Wednesday, February 01, 2012

Sexualized Nerds

I've been reading Daniel Boyardin's book Unheroic conduct: The Rise of Heterosexuality and the Invention of the Jewish Man.  He argues that our contemporary picture of sexuality arises from the Christian division of masculinity during the Middle Ages into the monk and the knight.  The knight is physical, strong, bold, gallant, and brave.  He is rewarded for his life of the body with romantic love, that is, he is the image of the sexually desirable male.  The monk, on the other hand, in devoting his life to the spirit and to study, is removed from the body and completely desexualized.  He is does not desire (or at least seeks to elevate himself above mere desire) and, more importantly, cannot be seen as an object for desire.  This picture, Boyardin contends, is -- to paraphrase Nietzsche -- rendered invisible because it has triumphed so completely.

But it is not the only picture out there.  Boyardin argues that the Jewish construction of masculinity in classical Talmudic times and in 17-19th century eastern Europe was completely different.  There it was the scholar, the skinny, sensitive, clever nerd who was the real husband bait.  Non-Jews, goyim, were big, strong oafs who were violent and drank too much.  Jewish men who were strong and physical were seen as inferior husbands and fathers.  Unlike the Christians, the Jews had sexualized their monks.

When the notions of heterosexuality and homosexuality were being codified at the end of the 19th century, this sexualized nerd of the Jews is what made it easy to conflate Jewish and gay men, Boyardin holds.  In reaction to this and political injustice Jews were subjected to, we see Freud and Hertzl trying to change Jewish masculinity.  Zionism was an attempt to create muscle Jews, to conform Jewish masculinity to Christian masculinity.  It was, he argues, a move that succeeded, but which impoverished our approach to sexuality.

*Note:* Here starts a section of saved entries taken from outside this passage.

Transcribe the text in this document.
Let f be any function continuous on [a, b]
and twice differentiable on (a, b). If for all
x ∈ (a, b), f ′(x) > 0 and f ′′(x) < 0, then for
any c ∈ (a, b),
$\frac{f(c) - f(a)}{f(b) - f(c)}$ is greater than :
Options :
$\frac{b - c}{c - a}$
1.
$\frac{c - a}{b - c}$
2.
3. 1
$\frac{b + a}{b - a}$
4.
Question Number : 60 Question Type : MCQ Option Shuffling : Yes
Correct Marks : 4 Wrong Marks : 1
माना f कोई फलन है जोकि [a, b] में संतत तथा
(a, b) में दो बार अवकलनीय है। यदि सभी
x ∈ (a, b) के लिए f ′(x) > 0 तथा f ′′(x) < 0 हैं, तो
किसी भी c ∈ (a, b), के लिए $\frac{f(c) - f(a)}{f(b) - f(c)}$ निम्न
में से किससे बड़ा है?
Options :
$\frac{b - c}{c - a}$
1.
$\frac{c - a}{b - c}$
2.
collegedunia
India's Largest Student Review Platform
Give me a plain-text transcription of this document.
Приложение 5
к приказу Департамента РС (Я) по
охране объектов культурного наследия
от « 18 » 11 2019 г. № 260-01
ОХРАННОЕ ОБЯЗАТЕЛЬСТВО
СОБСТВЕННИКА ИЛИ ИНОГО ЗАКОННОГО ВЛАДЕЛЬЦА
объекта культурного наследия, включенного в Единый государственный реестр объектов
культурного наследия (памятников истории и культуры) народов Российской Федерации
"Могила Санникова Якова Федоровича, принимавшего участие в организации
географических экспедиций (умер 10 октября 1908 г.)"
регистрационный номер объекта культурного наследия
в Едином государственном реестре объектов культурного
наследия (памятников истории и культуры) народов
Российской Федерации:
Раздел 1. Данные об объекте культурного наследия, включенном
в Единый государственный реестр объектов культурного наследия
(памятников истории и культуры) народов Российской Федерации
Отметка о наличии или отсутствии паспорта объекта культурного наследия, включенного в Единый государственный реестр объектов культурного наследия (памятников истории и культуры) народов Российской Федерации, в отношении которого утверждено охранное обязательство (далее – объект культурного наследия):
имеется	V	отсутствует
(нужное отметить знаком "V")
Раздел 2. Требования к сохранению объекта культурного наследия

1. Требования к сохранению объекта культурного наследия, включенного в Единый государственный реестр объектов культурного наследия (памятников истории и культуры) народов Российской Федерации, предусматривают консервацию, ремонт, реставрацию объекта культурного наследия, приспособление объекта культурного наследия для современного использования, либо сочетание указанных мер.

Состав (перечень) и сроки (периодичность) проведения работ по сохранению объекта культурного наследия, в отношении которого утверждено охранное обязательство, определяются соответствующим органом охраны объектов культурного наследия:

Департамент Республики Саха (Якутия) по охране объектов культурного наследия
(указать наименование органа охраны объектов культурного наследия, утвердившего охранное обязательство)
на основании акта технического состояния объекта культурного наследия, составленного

I look at the rise of the tech world and wonder whether our capitalist presuppositions are undermining this.  If a good husband and father is one who provides for his family and if one could provide better by being a nerd, does that make the nerd hot?  Bill Gates is a better "man" on this account than Joe the Plumber, despite the fact that he is less "masculine."  Is the digital revolution leading to a new kind of sexual revolution allowing us to re-envision masculinity?